Remix.run Logo
Someone a day ago

Some of those could be partially fixed in hardware. Examples:

- returns can run in as good as zero time

- when calling a word, the CPU could prefetch the cache line containing the next word to be called, on the assumption that it would be called soon (an assumption that would be correct for many “almost leaf” calls)

- the top of the stack could be kept in register-speed memory.

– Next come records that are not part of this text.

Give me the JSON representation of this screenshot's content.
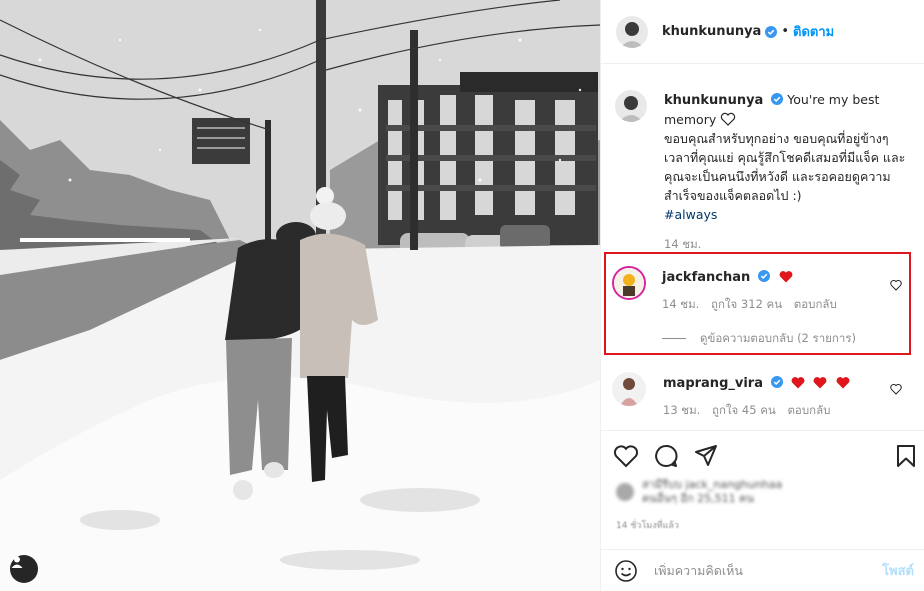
{
  "post": {
    "username": "khunkununya",
    "follow_label": "ติดตาม",
    "separator": "•"
  },
  "caption": {
    "username": "khunkununya",
    "first_line": "You're my best memory",
    "text": "ขอบคุณสำหรับทุกอย่าง ขอบคุณที่อยู่ข้างๆเวลาที่คุณแย่ คุณรู้สึกโชคดีเสมอที่มีแจ็ค และคุณจะเป็นคนนึงที่หวังดี และรอคอยดูความสำเร็จของแจ็คตลอดไป :)",
    "hashtag": "#always",
    "time": "14 ชม."
  },
  "comments": [
    {
      "username": "jackfanchan",
      "time": "14 ชม.",
      "likes": "ถูกใจ 312 คน",
      "reply_label": "ตอบกลับ",
      "view_replies": "ดูข้อความตอบกลับ (2 รายการ)",
      "hearts": 1
    },
    {
      "username": "maprang_vira",
      "time": "13 ชม.",
      "likes": "ถูกใจ 45 คน",
      "reply_label": "ตอบกลับ",
      "hearts": 3
    }
  ],
  "liked_by": {
    "line1": "สามีรีบบ jack_nanghunhaa",
    "line2": "คนอื่นๆ อีก 25,511 คน"
  },
  "time_ago": "14 ชั่วโมงที่แล้ว",
  "add_comment": {
    "placeholder": "เพิ่มความคิดเห็น",
    "post_label": "โพสต์"
  },
  "icons": {
    "verified": "verified-badge-icon",
    "like": "heart-outline-icon",
    "comment": "comment-bubble-icon",
    "share": "paper-plane-icon",
    "save": "bookmark-icon",
    "emoji": "smiley-icon",
    "user_tag": "person-icon"
  },
  "colors": {
    "accent_blue": "#0095f6",
    "verified_blue": "#3897f0",
    "heart_red": "#ed4956",
    "highlight_red": "#e0161d",
    "link_dark": "#00376b"
  }
}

For an example, see https://users.ece.cmu.edu/~koopman/stack_computers/sec4_4.ht...:

“The internal structure of the NC4016 is designed for single clock cycle instruction execution. All primitive operations except memory fetch, memory store, and long literal fetch execute in a single clock cycle. This requires many more on-chip interconnection paths than are present on the Canonical Stack Machine, but provides much better performance.

[…]

The NC4016 subroutine return bit allows combining a subroutine return with other instructions in a similar manner. This results in most subroutine exit instructions executing "for free" in combination with other instructions. An optimization that is performed by NC4016 compilers is tail-end recursion elimination. Tail-end recursion elimination involves replacing a subroutine call/subroutine exit instruction pair by an unconditional branch to the subroutine that would have been called.”

(¿Almost?) all modern hardware is designed for other language paradigms, though, so these won’t help with hardware you can buy.